Drawing from this description, it is evident that grand and middle-range theories can be successfully employed in practice settings to solve complex situations or phenomena; however, middle-range theories are more focused in scope than grand theories and appropriate for empirical testing by researchers, not mentioning that they provide an effective conduit between grand theories and nursing practice (Parker & Smith, 2010).

For example, Dorothea Orem’s Self-care Deficit Model is a classic grand theory in that it presents a broad scope of three interrelated theories (theory of self-care, theory of self-care deficit, and theory of nursing systems) to explain why and how individuals care for themselves. However, these nursing theories are merely common concepts and propositions for nursing practice that can be used to solve complex situations irrespective of the fact that it may be difficult to empirically test them (Fiorczak, Poradzisz, & Hampson, 2012).

In contrast, Rosemary Parse’s Humanbecoming Model is a classic middle-level theory that is focused in scope (uses themes of meaning, rhythmicity, and transcendence) and can be empirically tested to measure or assess how nursing professionals become truly present with others through focused attentiveness and immersion (Duteau, 2013).

Additionally, while grand theories are known to present conceptual models and propositions at an extremely higher level of abstraction, middle-range theories avail conceptual models and propositions at a lower level of abstraction and hence hold immense promise for enhancing theory-based research as well as nursing practice strategies (Parker & Smith, 2010). For example, Orem’s Self-Care Deficit Model is highly abstracted in using the concept of energy domains to explain how individuals and the environment operate as a unitary unit (Fiorczak et al., 2012). In contrast, Parse’s Humanbecoming Model is straightforward in its attempt to demonstrate how rhythmicity, for example, helps individuals to develop patterns in life and how these patterns influence personal meanings and values (Duteau, 2013).

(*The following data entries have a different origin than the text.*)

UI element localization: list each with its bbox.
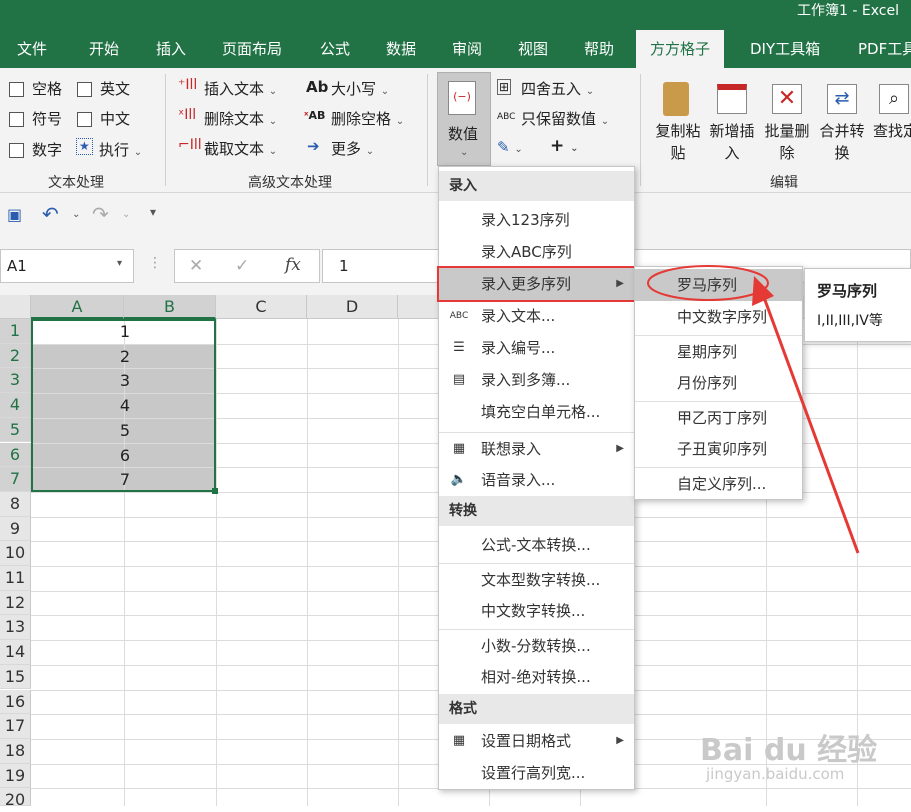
- pointer-arrow-line: [760, 291, 860, 554]
- highlight-ellipse: [647, 265, 769, 301]
- annotation-overlay: [647, 265, 860, 554]
- arrow-head-icon: [752, 276, 774, 306]
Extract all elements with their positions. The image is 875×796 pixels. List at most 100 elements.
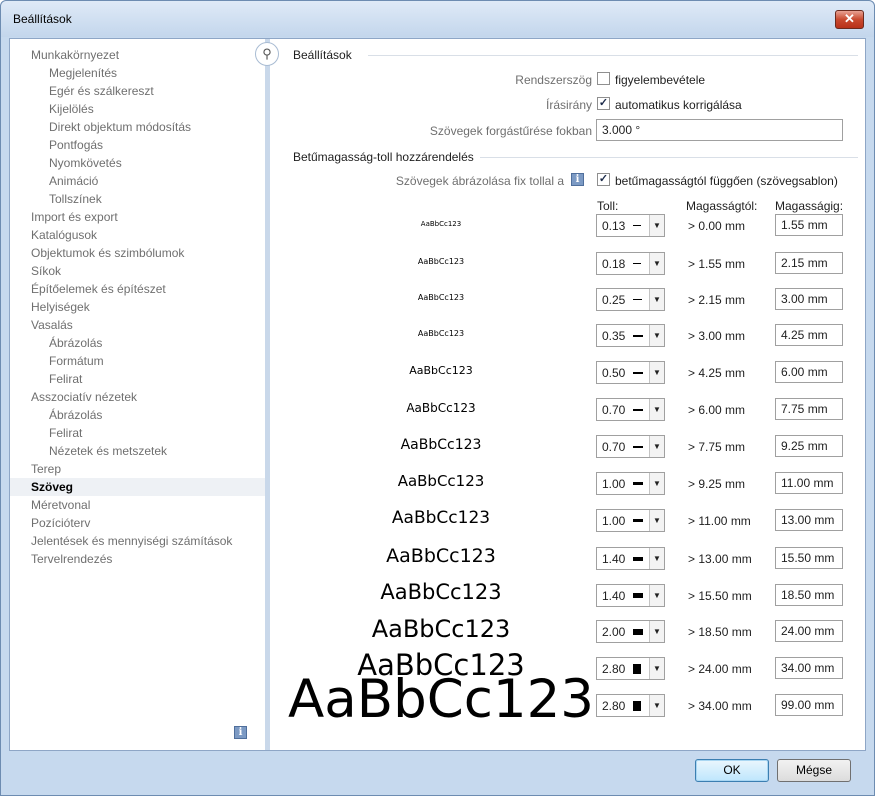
height-from-value: > 6.00 mm: [688, 403, 746, 417]
height-to-input[interactable]: 6.00 mm: [775, 361, 843, 383]
sidebar-item[interactable]: Kijelölés: [49, 100, 94, 118]
sidebar-item[interactable]: Méretvonal: [31, 496, 90, 514]
sidebar-item[interactable]: Vasalás: [31, 316, 73, 334]
pen-thickness-value: 0.70: [602, 440, 626, 454]
chevron-down-icon[interactable]: ▼: [649, 510, 664, 531]
info-icon[interactable]: i: [571, 173, 584, 186]
pen-thickness-select[interactable]: 1.40 ▼: [596, 547, 665, 570]
height-to-input[interactable]: 24.00 mm: [775, 620, 843, 642]
rendszerszog-checkbox-label[interactable]: figyelembevétele: [615, 73, 705, 87]
sidebar-item[interactable]: Asszociatív nézetek: [31, 388, 137, 406]
height-to-input[interactable]: 2.15 mm: [775, 252, 843, 274]
pen-thickness-select[interactable]: 0.18 ▼: [596, 252, 665, 275]
height-from-value: > 4.25 mm: [688, 366, 746, 380]
fix-pen-checkbox-label[interactable]: betűmagasságtól függően (szövegsablon): [615, 174, 838, 188]
cancel-button[interactable]: Mégse: [777, 759, 851, 782]
section-divider: [368, 55, 858, 56]
height-to-input[interactable]: 1.55 mm: [775, 214, 843, 236]
chevron-down-icon[interactable]: ▼: [649, 436, 664, 457]
sidebar-item[interactable]: Katalógusok: [31, 226, 97, 244]
sidebar-item[interactable]: Felirat: [49, 424, 82, 442]
height-to-input[interactable]: 99.00 mm: [775, 694, 843, 716]
height-from-value: > 11.00 mm: [688, 514, 751, 528]
height-from-value: > 7.75 mm: [688, 440, 746, 454]
sidebar-item[interactable]: Egér és szálkereszt: [49, 82, 154, 100]
chevron-down-icon[interactable]: ▼: [649, 289, 664, 310]
pen-thickness-select[interactable]: 1.00 ▼: [596, 472, 665, 495]
sidebar-item[interactable]: Pontfogás: [49, 136, 103, 154]
sidebar-item[interactable]: Ábrázolás: [49, 406, 102, 424]
pen-thickness-value: 2.00: [602, 625, 626, 639]
text-size-sample: AaBbCc123: [417, 293, 465, 303]
sidebar-item[interactable]: Nézetek és metszetek: [49, 442, 167, 460]
sidebar-item[interactable]: Tervelrendezés: [31, 550, 112, 568]
chevron-down-icon[interactable]: ▼: [649, 362, 664, 383]
rendszerszog-checkbox[interactable]: [597, 72, 610, 85]
sidebar-item[interactable]: Jelentések és mennyiségi számítások: [31, 532, 232, 550]
height-to-input[interactable]: 13.00 mm: [775, 509, 843, 531]
sidebar-item[interactable]: Nyomkövetés: [49, 154, 122, 172]
sidebar-item[interactable]: Helyiségek: [31, 298, 90, 316]
sidebar-item[interactable]: Megjelenítés: [49, 64, 117, 82]
info-icon[interactable]: i: [234, 726, 247, 739]
pen-thickness-select[interactable]: 2.80 ▼: [596, 657, 665, 680]
rotation-tolerance-input[interactable]: 3.000 °: [596, 119, 843, 141]
sidebar-item[interactable]: Ábrázolás: [49, 334, 102, 352]
sidebar-item[interactable]: Direkt objektum módosítás: [49, 118, 191, 136]
chevron-down-icon[interactable]: ▼: [649, 253, 664, 274]
sidebar-item[interactable]: Felirat: [49, 370, 82, 388]
text-size-sample: AaBbCc123: [400, 436, 482, 453]
pen-thickness-select[interactable]: 0.35 ▼: [596, 324, 665, 347]
height-to-input[interactable]: 18.50 mm: [775, 584, 843, 606]
irasirany-checkbox[interactable]: ✓: [597, 97, 610, 110]
pen-swatch-icon: [633, 556, 643, 561]
height-to-input[interactable]: 9.25 mm: [775, 435, 843, 457]
pen-thickness-value: 0.13: [602, 219, 626, 233]
chevron-down-icon[interactable]: ▼: [649, 473, 664, 494]
close-icon: ✕: [844, 11, 855, 26]
pen-thickness-select[interactable]: 0.50 ▼: [596, 361, 665, 384]
pen-thickness-select[interactable]: 0.25 ▼: [596, 288, 665, 311]
sidebar-item[interactable]: Terep: [31, 460, 61, 478]
sidebar-item[interactable]: Import és export: [31, 208, 118, 226]
pen-swatch-icon: [633, 700, 641, 711]
pen-swatch-icon: [633, 225, 641, 226]
sidebar-item[interactable]: Munkakörnyezet: [31, 46, 119, 64]
height-to-input[interactable]: 34.00 mm: [775, 657, 843, 679]
dialog-client: i Munkakörnyezet Megjelenítés Egér és szál…: [9, 38, 866, 751]
sidebar-item[interactable]: Animáció: [49, 172, 98, 190]
pen-swatch-icon: [633, 628, 643, 635]
pen-thickness-select[interactable]: 0.70 ▼: [596, 398, 665, 421]
chevron-down-icon[interactable]: ▼: [649, 399, 664, 420]
pen-thickness-select[interactable]: 2.00 ▼: [596, 620, 665, 643]
height-to-input[interactable]: 3.00 mm: [775, 288, 843, 310]
chevron-down-icon[interactable]: ▼: [649, 621, 664, 642]
height-to-input[interactable]: 11.00 mm: [775, 472, 843, 494]
pen-thickness-select[interactable]: 1.40 ▼: [596, 584, 665, 607]
pen-thickness-select[interactable]: 0.70 ▼: [596, 435, 665, 458]
sidebar-item[interactable]: Formátum: [49, 352, 104, 370]
pen-thickness-value: 0.50: [602, 366, 626, 380]
pen-thickness-select[interactable]: 2.80 ▼: [596, 694, 665, 717]
chevron-down-icon[interactable]: ▼: [649, 658, 664, 679]
irasirany-checkbox-label[interactable]: automatikus korrigálása: [615, 98, 742, 112]
height-to-input[interactable]: 15.50 mm: [775, 547, 843, 569]
height-to-input[interactable]: 4.25 mm: [775, 324, 843, 346]
ok-button[interactable]: OK: [695, 759, 769, 782]
sidebar-item[interactable]: Síkok: [31, 262, 61, 280]
close-button[interactable]: ✕: [835, 10, 864, 29]
chevron-down-icon[interactable]: ▼: [649, 548, 664, 569]
chevron-down-icon[interactable]: ▼: [649, 585, 664, 606]
sidebar-item[interactable]: Objektumok és szimbólumok: [31, 244, 184, 262]
chevron-down-icon[interactable]: ▼: [649, 325, 664, 346]
sidebar-item[interactable]: Tollszínek: [49, 190, 102, 208]
sidebar-item[interactable]: Pozícióterv: [31, 514, 90, 532]
height-to-input[interactable]: 7.75 mm: [775, 398, 843, 420]
pen-thickness-select[interactable]: 0.13 ▼: [596, 214, 665, 237]
sidebar-item[interactable]: Építőelemek és építészet: [31, 280, 166, 298]
pen-thickness-select[interactable]: 1.00 ▼: [596, 509, 665, 532]
sidebar-item[interactable]: Szöveg: [10, 478, 265, 496]
chevron-down-icon[interactable]: ▼: [649, 695, 664, 716]
chevron-down-icon[interactable]: ▼: [649, 215, 664, 236]
fix-pen-checkbox[interactable]: ✓: [597, 173, 610, 186]
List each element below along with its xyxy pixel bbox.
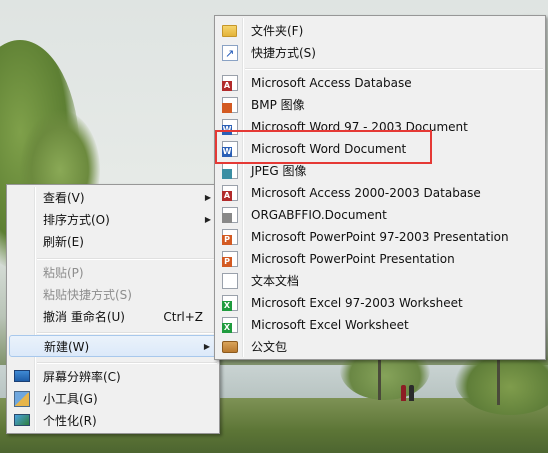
new-item-bmp-image[interactable]: BMP 图像 [217, 94, 543, 116]
menu-separator [37, 362, 217, 364]
wallpaper-person [409, 385, 414, 401]
new-submenu: 文件夹(F) 快捷方式(S) A Microsoft Access Databa… [214, 15, 546, 360]
jpeg-icon [222, 163, 238, 179]
excel-icon: X [222, 317, 238, 333]
menu-item-label: 文件夹(F) [251, 24, 304, 38]
new-item-folder[interactable]: 文件夹(F) [217, 20, 543, 42]
new-item-excel-97-2003[interactable]: X Microsoft Excel 97-2003 Worksheet [217, 292, 543, 314]
submenu-arrow-icon: ▶ [203, 342, 210, 351]
menu-item-gadgets[interactable]: 小工具(G) [9, 388, 217, 410]
wallpaper-trunk [378, 360, 381, 400]
submenu-arrow-icon: ▶ [204, 193, 211, 202]
menu-item-label: BMP 图像 [251, 98, 305, 112]
excel-icon: X [222, 295, 238, 311]
menu-item-label: Microsoft PowerPoint 97-2003 Presentatio… [251, 230, 509, 244]
menu-item-label: 小工具(G) [43, 392, 98, 406]
annotation-highlight-box [215, 130, 432, 164]
menu-item-label: Microsoft Access Database [251, 76, 412, 90]
menu-item-label: 快捷方式(S) [251, 46, 316, 60]
new-item-excel-worksheet[interactable]: X Microsoft Excel Worksheet [217, 314, 543, 336]
new-item-orgabffio-document[interactable]: ORGABFFIO.Document [217, 204, 543, 226]
briefcase-icon [222, 341, 238, 353]
menu-item-label: 粘贴快捷方式(S) [43, 288, 132, 302]
menu-item-label: 排序方式(O) [43, 213, 110, 227]
submenu-arrow-icon: ▶ [204, 215, 211, 224]
new-item-access-2000-2003[interactable]: A Microsoft Access 2000-2003 Database [217, 182, 543, 204]
menu-item-label: 个性化(R) [43, 414, 97, 428]
menu-item-label: 刷新(E) [43, 235, 84, 249]
menu-item-personalize[interactable]: 个性化(R) [9, 410, 217, 432]
menu-separator [245, 68, 543, 70]
menu-item-label: 屏幕分辨率(C) [43, 370, 121, 384]
powerpoint-icon: P [222, 229, 238, 245]
desktop-context-menu: 查看(V) ▶ 排序方式(O) ▶ 刷新(E) 粘贴(P) 粘贴快捷方式(S) … [6, 184, 220, 434]
menu-item-label: ORGABFFIO.Document [251, 208, 387, 222]
access-icon: A [222, 185, 238, 201]
menu-item-paste-shortcut[interactable]: 粘贴快捷方式(S) [9, 284, 217, 306]
menu-item-label: Microsoft PowerPoint Presentation [251, 252, 455, 266]
menu-item-label: 撤消 重命名(U) [43, 310, 125, 324]
new-item-access-database[interactable]: A Microsoft Access Database [217, 72, 543, 94]
menu-item-refresh[interactable]: 刷新(E) [9, 231, 217, 253]
access-icon: A [222, 75, 238, 91]
new-item-text-document[interactable]: 文本文档 [217, 270, 543, 292]
new-item-powerpoint-97-2003[interactable]: P Microsoft PowerPoint 97-2003 Presentat… [217, 226, 543, 248]
wallpaper-trunk [497, 355, 500, 405]
personalize-icon [14, 414, 30, 426]
new-item-shortcut[interactable]: 快捷方式(S) [217, 42, 543, 65]
menu-item-label: Microsoft Excel Worksheet [251, 318, 409, 332]
new-item-briefcase[interactable]: 公文包 [217, 336, 543, 358]
menu-item-label: Microsoft Excel 97-2003 Worksheet [251, 296, 463, 310]
folder-icon [222, 25, 237, 37]
menu-item-label: 文本文档 [251, 274, 300, 288]
menu-item-screen-resolution[interactable]: 屏幕分辨率(C) [9, 366, 217, 388]
document-icon [222, 207, 238, 223]
menu-item-label: 新建(W) [44, 340, 90, 354]
menu-item-new[interactable]: 新建(W) ▶ [9, 335, 217, 357]
menu-item-view[interactable]: 查看(V) ▶ [9, 187, 217, 209]
menu-item-label: 查看(V) [43, 191, 85, 205]
menu-item-label: 粘贴(P) [43, 266, 84, 280]
menu-item-sort-by[interactable]: 排序方式(O) ▶ [9, 209, 217, 231]
powerpoint-icon: P [222, 251, 238, 267]
wallpaper-person [401, 385, 406, 401]
menu-item-label: Microsoft Access 2000-2003 Database [251, 186, 481, 200]
shortcut-icon [222, 43, 238, 65]
menu-item-label: 公文包 [251, 340, 288, 354]
gadgets-icon [14, 391, 30, 407]
menu-item-undo-rename[interactable]: 撤消 重命名(U) Ctrl+Z [9, 306, 217, 328]
menu-item-paste[interactable]: 粘贴(P) [9, 262, 217, 284]
new-item-powerpoint-presentation[interactable]: P Microsoft PowerPoint Presentation [217, 248, 543, 270]
menu-separator [37, 258, 217, 260]
bmp-icon [222, 97, 238, 113]
text-document-icon [222, 273, 238, 289]
menu-item-shortcut: Ctrl+Z [163, 310, 203, 324]
monitor-icon [14, 370, 30, 382]
menu-separator [37, 332, 217, 334]
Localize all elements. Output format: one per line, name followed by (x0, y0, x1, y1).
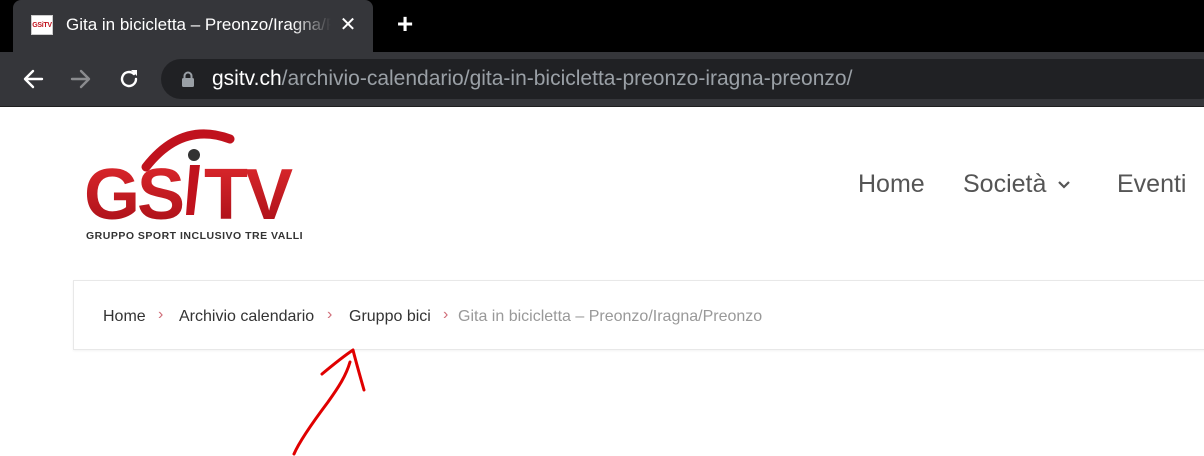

Lastly, while most grand theories contain elements that cannot be readily operationalized and applied to many practice settings, middle-level theories are readily operationalized and can be applied to a multiplicity of practice settings to achieve important care and treatment outcomes for patients (Peterson & Bredow, 2013). This particular difference is informed by the high abstraction levels that characterize grand theories as opposed to the lower abstraction levels typifying middle-level theories.


Duteau, J. (2013). Improving the uptake of independent dialysis using the human being theoretical approach. Seminars in Dialysis, 26(2), 180-183.

Fiorczak, K., Poradzisz, M., & Hampson, S. (2012). Nursing in a complex world: A case for grand theory. Nursing Science Quarterly, 25(4), 307-312.

Parker, M., & Smith, M.C. (2010). Nursing theories and nursing practices (3rd ed.). Philadelphia, PA: F.A. Davis.

Peterson, S.J., & Bredow, T.S. (2013). Middle range theories: Application to nursing research (3rd. ed). Philadelphia, PA: Lippincott Williams & Wilkins.